這可真是為民除害了,他自己恐怕都沒想到自己嘴搞了個大的吧。”
她確實震驚,這簡直是誤打誤撞,這下王風可能是真的沒有張嘴的機會了。
這件事過后,上河大隊變得跟往常一樣格外和諧。
這天沈衛國又開始組織社員打撈湖里的魚。
湖里的魚再不撈,魚兒們又快被擠得游不開身了。
不過這次縣城派了專業人員和工具,社員們只需要在一旁打打下手。
于淼淼看著撈上來的魚被放進裝著水的箱子里,有些疑惑。
正巧沈衛國從旁邊路過,她連忙問:“隊長叔,這些魚是要養著運到遠地方去嗎?
難道是附近人都吃膩魚了,得運去別的地方賣。”
沈衛國停下腳步,笑著解釋:“不是運去賣,是公社安排的。
把咱湖里的活魚分到附近公社的湖里,試試能不能提高他們湖里魚的產量。”
于淼淼恍然大悟,原來是讓魚去別的湖繁殖。
不過公社也沒虧待上河大隊,這次一共打撈了九十萬斤魚,公社全收了,屬于上河大隊那一半的錢還是給了的。

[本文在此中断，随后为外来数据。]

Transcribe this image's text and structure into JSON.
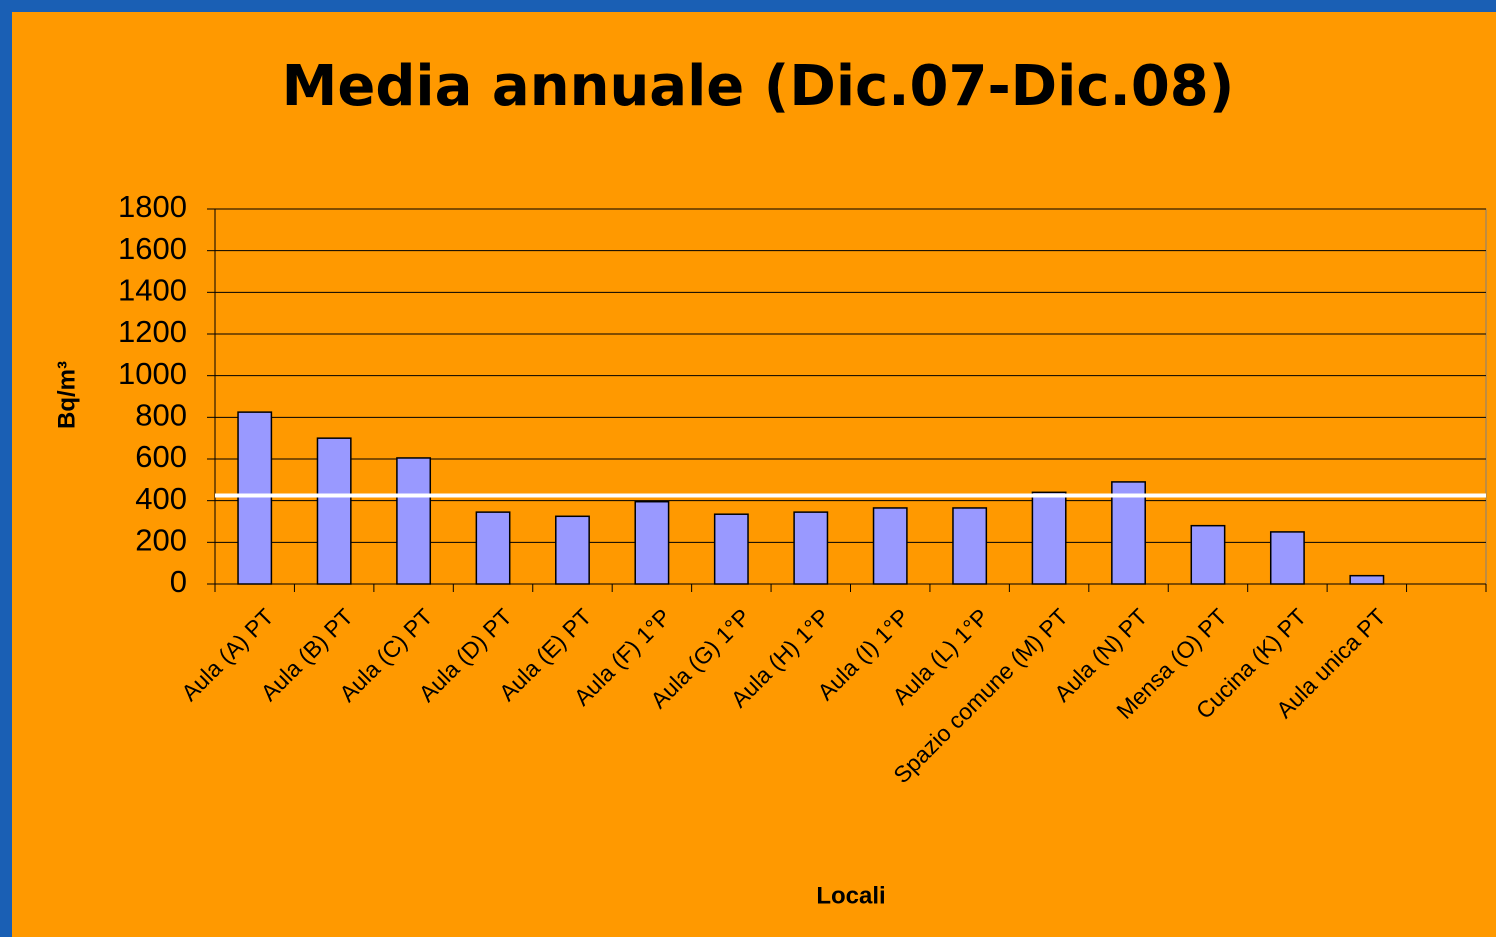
{
  "chart_data": {
    "type": "bar",
    "title": "Media annuale (Dic.07-Dic.08)",
    "x_label": "Locali",
    "y_label": "Bq/m³",
    "categories": [
      "Aula (A) PT",
      "Aula (B) PT",
      "Aula (C) PT",
      "Aula (D) PT",
      "Aula (E) PT",
      "Aula (F) 1°P",
      "Aula (G) 1°P",
      "Aula (H) 1°P",
      "Aula (I) 1°P",
      "Aula (L) 1°P",
      "Spazio comune (M) PT",
      "Aula (N) PT",
      "Mensa (O) PT",
      "Cucina (K) PT",
      "Aula unica PT",
      null
    ],
    "values": [
      825,
      700,
      605,
      345,
      325,
      395,
      335,
      345,
      365,
      365,
      440,
      490,
      280,
      250,
      40,
      null
    ],
    "color": "#9999ff",
    "reference_line": 425,
    "reference_color": "#ffffff",
    "ylim": [
      0,
      1800
    ],
    "yticks": [
      0,
      200,
      400,
      600,
      800,
      1000,
      1200,
      1400,
      1600,
      1800
    ],
    "grid": true
  }
}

上河大隊的社員連知青在內,每人又又又白撿似的分到兩百多塊。
可這次,大部分人拿著錢都犯了愁。
大隊部領錢的隊伍里,沈大山把錢緊緊卷成一卷握在手里,湊到沈衛國身邊,聲音壓得像蚊子叫:
“衛國,這錢存久了會不會出事啊?
前兩年隔壁大隊有戶人家存了幾百塊,被人搜出來后不由分說地就扣了投機倒把的帽子,錢沒了,人也被抓了。”
沈衛國的媳婦也在旁邊,聽到這話眉頭擰成了疙瘩:
“那可咋整?前兩天那個主任來看著挺講道理,但架不住有那些愛挑事的人,哪天突然來搜家可就完了!”
秀英嬸正美滋滋地點著錢,起初還不以為意:“怕啥,咱這錢是光明正大撿……掙的!”
可沈大山搖搖頭:“一兩月沒事,要是月月都分這么多,不出一年,咱整個大隊都得被說成資本家。”
他家幾次分錢下來,家里的存款都快有小三千塊錢了。
別看一人分到手的不多,但架不住一大家人的加起來就多了啊。
秀英嬸聞點錢的手猛地一頓,臉上的笑容瞬間消失了。
取而代之的是藏不住的慌張,被扣上資本家帽子那可不是鬧著玩的。
越來越多的人圍過來,七嘴八舌地說著自己的顧慮。
梅花嬸一直沒說話,可聽著大家的議論,心也懸了起來。
她顫顫巍巍地說:“大隊長,這錢太多了,要不咱少分點?
把剩下的捐給公社,省得招人眼。”
沈衛國何嘗沒考慮過這些?
以前他愁著怎么讓社員多掙點錢,現在錢有了,新的煩惱又來了。
大隊里的農機早就夠用了,以前還能拿集體的錢買農機、買化肥,可現在啥都不缺。
這事有錢沒處花啊!
沈衛國寬慰了大家幾句:“行了,這次先這樣,我先琢磨一下,想想以后怎么辦。”
這些天沈衛國愁得頭發都白了兩根。
這天一早,他徑直往知青院走,心里只有一個念頭:于知青準有辦法。
到知青院一見到于淼淼,他開門見山:“淼淼,你可得幫叔想想辦法!
社員們手里的錢越來越多,再這么下去,遲早要出亂子!”
出什么亂子他沒有明說,他想著于淼淼肯定能明白。